Your mom’s recipe sounds really, really interesting! Do you know where she got it from? Is it a family recipe?
Ha, Tom loves that shirt. I got it for him for his b-day and it came with a matching mug. He takes that mug to every meeting at work and always gets comments on it. 🙂
Yeah, I knew that Tom had worked for Buchwald. I had Buchwald and Greg Fu for organic chemistry my freshman year.
Make some plum wine!
Plums are an interesting fruit. So much depends on the variety. My favorite is santa rosa, with a dark red, almost mushy pulp. Makes a good jam, too. You do have to wait for plums to be really ripe for them to be sweet. This recipe sounds delicious.

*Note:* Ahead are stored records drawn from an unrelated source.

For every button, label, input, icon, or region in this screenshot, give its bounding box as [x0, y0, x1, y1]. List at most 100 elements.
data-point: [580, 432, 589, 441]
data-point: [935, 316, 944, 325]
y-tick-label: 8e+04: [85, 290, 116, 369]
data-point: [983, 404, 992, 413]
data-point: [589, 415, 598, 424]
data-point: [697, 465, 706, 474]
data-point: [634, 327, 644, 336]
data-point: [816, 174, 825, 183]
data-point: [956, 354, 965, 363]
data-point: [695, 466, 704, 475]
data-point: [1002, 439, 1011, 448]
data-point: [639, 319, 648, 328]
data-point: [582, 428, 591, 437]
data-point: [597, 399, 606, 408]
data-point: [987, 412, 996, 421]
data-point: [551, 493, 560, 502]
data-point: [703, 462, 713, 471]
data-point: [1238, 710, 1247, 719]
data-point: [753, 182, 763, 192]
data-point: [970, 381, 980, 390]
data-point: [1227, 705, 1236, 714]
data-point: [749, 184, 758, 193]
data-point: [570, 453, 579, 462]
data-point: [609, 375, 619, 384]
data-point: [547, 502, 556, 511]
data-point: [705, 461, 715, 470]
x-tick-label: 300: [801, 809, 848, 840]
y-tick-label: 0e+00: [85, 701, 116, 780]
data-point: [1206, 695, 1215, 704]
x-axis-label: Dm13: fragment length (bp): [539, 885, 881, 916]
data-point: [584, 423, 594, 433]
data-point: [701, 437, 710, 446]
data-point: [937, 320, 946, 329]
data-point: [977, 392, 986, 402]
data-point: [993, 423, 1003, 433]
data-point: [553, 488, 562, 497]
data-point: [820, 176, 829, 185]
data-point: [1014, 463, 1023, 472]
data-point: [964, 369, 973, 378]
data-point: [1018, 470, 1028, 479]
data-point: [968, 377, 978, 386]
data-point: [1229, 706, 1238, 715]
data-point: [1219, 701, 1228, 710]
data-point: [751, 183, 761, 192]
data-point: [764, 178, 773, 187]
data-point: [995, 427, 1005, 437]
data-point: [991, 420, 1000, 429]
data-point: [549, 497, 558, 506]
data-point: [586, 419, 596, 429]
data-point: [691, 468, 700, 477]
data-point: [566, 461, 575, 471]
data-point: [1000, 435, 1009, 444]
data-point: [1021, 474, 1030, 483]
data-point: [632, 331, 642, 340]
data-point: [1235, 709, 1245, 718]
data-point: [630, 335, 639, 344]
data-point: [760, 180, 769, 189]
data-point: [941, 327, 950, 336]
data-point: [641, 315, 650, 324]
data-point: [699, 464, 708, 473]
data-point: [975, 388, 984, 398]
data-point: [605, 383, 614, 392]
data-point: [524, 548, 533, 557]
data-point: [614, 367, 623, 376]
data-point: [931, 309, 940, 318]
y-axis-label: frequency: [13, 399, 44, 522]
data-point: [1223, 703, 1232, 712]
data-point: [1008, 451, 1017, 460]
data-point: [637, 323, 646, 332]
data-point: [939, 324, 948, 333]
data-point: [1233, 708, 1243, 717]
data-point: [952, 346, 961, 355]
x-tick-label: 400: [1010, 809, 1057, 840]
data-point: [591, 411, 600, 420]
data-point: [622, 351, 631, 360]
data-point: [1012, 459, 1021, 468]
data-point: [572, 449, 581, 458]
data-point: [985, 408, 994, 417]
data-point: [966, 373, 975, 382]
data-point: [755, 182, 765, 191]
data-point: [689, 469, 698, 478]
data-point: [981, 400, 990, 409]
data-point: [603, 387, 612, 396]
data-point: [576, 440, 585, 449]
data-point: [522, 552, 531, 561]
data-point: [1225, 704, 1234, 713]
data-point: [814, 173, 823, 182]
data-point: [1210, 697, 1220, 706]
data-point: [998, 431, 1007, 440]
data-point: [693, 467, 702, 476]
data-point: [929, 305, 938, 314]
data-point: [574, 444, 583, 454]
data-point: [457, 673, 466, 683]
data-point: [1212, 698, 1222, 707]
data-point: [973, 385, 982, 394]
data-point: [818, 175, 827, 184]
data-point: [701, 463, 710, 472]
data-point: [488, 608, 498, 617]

This looks incredibly yummy–it’s such a shame I’m the only one in my family to like plums! Sure, on the surface that SOUNDS like more for me, but I wouldn’t be able to gobble it all up before it went stale. 🙁 Hmmm… I wonder where I can find some other plum afficionados…
As someone in the Netherlands I wonder why this cake is called Dutch. The cake recipe certainly doesn’t seem very Dutch, seeing as recipes here never call for shortening!
Hey Sarah –
I think the “Dutch” part of it is actually referring to the Pennsylvania Dutch, which is a cultural group in America that actually has nothing to do with the Netherlands. I think they were originally from Germany? Anyways, the Pennsylvania Dutch are known for their delicious recipes, especially baked goods like coffee cakes and pie.